Friday, November 23, 2012

#113: Thanksgiving Leftovers


**This is a special Friday edition of That's So Dad. We took off Thanksgiving (actually just forgot to write the post) so enjoy this week's article.**

So it is the day after Thanksgiving, the whole family is recovering from an orgy of turkey, pumpkin pie, and green bean casserole. The laziness is staggering as are the noises being expelled from your brother's body. But there is one person who is not ready to let the party die. As you contemplate suicide to end the pain of a severly overstuffed stomach, Dad starts busting out the aluminum foiled pecan pie and ziplock bags full of turkey and mashed potatoes. "Who is ready for Round Three? The turkey is still moist!" Dad exclaims as the rest of the family begins dry heaving just by the mere thought of food. Dads and Thanksgiving Leftovers go hand in hand since the era of the Pilgrims.

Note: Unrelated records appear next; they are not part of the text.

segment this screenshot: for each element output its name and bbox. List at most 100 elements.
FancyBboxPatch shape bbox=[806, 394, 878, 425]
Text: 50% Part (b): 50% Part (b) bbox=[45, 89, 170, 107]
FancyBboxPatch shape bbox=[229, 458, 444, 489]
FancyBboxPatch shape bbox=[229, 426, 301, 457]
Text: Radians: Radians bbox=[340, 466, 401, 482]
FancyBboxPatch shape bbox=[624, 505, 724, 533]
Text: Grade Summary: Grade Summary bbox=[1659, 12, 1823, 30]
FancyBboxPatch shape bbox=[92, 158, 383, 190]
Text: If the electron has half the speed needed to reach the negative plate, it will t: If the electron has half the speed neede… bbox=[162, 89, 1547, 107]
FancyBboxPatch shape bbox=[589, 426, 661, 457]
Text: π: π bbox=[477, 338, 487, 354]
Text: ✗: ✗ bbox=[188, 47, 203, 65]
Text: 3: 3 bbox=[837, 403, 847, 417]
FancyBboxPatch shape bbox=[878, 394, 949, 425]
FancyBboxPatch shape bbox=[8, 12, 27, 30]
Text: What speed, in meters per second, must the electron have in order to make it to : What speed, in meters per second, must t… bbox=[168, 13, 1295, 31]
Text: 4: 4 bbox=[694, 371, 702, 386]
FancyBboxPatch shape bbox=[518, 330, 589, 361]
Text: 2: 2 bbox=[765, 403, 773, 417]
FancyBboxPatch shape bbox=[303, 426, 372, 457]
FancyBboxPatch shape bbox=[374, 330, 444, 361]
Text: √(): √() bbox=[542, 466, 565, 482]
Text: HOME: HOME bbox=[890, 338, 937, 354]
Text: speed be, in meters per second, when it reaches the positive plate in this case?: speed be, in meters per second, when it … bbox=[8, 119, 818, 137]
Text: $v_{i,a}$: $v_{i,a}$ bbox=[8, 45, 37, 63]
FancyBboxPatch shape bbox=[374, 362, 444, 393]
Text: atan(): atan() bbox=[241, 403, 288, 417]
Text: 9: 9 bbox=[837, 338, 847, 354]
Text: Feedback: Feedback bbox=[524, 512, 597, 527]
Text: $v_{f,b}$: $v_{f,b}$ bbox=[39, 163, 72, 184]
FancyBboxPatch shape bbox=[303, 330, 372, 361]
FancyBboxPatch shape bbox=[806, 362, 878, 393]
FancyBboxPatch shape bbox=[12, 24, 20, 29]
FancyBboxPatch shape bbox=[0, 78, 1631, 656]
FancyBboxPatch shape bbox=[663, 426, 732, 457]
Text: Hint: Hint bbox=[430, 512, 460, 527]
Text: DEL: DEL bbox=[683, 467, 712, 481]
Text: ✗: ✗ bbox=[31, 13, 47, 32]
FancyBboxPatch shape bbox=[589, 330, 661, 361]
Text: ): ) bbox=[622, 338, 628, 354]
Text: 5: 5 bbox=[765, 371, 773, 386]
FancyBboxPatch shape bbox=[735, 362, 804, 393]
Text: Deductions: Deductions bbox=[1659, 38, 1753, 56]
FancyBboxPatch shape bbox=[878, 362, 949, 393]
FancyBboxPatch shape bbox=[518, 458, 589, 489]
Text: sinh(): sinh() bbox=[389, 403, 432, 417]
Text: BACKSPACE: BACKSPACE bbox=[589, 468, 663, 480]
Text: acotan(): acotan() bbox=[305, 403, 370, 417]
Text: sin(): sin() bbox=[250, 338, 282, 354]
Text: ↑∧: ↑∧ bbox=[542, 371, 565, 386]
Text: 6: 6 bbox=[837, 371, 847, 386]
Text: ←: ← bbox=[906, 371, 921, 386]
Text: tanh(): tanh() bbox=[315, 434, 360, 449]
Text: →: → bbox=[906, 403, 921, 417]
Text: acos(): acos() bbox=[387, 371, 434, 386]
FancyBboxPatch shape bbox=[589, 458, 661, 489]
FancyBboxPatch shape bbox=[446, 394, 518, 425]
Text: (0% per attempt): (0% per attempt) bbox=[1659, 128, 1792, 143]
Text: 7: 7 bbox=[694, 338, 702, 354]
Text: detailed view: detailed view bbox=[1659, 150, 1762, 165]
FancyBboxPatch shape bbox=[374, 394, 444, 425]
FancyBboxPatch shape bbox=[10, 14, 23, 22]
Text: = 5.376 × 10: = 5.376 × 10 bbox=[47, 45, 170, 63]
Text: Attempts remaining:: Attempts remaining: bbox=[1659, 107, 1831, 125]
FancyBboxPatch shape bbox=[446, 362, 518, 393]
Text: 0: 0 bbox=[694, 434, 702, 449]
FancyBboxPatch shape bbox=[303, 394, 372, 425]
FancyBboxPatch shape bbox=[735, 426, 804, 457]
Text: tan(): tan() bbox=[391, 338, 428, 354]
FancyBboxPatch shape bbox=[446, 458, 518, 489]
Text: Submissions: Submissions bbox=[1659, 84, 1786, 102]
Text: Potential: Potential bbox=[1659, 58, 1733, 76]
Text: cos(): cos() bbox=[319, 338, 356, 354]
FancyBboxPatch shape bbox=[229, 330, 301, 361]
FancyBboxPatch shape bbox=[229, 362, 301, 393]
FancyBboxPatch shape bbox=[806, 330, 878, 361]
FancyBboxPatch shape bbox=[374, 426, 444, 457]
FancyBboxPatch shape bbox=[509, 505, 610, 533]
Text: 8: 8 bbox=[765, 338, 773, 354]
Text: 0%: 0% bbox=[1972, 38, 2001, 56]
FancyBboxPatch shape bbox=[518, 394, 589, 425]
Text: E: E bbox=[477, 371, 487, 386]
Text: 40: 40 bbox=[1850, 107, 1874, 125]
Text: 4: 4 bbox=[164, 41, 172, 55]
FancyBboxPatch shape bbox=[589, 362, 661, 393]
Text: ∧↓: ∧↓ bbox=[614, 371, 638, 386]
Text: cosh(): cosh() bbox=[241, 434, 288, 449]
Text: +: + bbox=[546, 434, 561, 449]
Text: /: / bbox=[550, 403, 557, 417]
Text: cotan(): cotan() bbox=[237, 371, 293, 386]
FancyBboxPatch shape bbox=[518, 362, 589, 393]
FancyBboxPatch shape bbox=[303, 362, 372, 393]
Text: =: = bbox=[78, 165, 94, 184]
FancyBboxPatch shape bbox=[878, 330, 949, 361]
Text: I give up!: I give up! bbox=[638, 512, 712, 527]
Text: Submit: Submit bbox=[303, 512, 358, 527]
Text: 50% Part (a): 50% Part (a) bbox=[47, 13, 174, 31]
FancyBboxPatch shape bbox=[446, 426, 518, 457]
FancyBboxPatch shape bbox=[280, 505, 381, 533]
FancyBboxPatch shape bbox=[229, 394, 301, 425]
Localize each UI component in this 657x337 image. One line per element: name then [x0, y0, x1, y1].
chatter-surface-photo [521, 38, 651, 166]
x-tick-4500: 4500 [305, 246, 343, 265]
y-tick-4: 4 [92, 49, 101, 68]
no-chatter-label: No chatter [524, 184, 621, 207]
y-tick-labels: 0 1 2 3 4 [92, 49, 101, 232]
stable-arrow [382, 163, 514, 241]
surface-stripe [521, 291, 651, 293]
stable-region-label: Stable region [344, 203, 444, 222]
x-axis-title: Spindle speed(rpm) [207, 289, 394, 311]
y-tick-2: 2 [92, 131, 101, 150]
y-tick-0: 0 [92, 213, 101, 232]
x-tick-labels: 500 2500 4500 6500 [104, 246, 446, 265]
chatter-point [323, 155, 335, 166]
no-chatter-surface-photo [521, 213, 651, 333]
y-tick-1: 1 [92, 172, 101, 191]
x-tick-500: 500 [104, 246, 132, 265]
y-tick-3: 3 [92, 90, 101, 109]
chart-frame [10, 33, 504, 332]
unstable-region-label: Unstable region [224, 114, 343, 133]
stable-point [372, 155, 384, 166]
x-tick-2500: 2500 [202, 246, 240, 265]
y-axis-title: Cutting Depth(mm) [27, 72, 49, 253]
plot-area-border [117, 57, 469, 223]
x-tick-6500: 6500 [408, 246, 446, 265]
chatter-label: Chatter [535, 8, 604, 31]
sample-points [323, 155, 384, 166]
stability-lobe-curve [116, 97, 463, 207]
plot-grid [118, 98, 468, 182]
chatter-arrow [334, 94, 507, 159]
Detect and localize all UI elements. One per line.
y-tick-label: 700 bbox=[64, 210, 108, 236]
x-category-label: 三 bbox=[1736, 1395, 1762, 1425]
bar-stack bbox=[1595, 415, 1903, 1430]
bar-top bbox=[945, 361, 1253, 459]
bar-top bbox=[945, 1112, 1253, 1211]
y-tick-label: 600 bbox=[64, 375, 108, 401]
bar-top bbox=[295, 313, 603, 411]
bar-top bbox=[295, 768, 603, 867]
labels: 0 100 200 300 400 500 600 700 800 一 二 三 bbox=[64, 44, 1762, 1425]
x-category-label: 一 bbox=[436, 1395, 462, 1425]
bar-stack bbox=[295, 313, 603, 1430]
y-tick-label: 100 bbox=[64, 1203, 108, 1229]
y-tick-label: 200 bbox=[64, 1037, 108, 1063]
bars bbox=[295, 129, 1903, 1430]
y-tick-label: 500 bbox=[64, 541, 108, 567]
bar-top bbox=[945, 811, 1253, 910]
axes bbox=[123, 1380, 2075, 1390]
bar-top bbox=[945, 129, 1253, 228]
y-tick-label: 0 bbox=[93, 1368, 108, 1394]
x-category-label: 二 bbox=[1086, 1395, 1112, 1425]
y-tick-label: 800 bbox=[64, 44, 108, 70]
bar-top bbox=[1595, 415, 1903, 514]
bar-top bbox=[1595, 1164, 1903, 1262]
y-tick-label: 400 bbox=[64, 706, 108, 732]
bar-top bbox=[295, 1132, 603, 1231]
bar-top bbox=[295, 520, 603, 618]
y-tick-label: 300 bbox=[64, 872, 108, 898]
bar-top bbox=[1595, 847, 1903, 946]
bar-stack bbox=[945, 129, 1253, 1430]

Dad's appetite is always curtailed by mom. She will always shut down Dad's true hunger. "Do you REALLY need that fourth hot dog?" "I think you should just get the small popcorn." "He will have the 12 oz. steak, not the 48oz Sir Loin-a-Lot." But Thanksgiving is not a time for portion control, it is a time for pure gluttony. So when Dad sees the inevitable leftovers of the Thansgiving carnage, he goes into forage mode. He WILL eat every bit of that turkey like a bear preparing for hibernation. It usually isn't a plate identical to the main attraction, rather it is a sandwich stacked higher than a Big Mac on top of a KFC Double Down (and more calories too). Dad piles up turkey, turkey skin, mashed potatoes, gravy, more turkey skin, stuffing, cranberry sauce, even more turkey skin, and green bean casserole between two slices of white bread with some gravy on the side. It takes a Civil Engineering degree just to build a sandwich of this magnitude. Dad demolishes the meal with a tall glass of milk, nothing else. It must be milk.

As you sit there, slack jawed that Dad put a bowling ball sized sandwich down his gullet, you realize that it is an occasion more special to Dad than having the family around the real Thanksgiving table. It is not a time for manners or pomp & circumstance. It is for gorging, plain and simple. It is only 364 days away!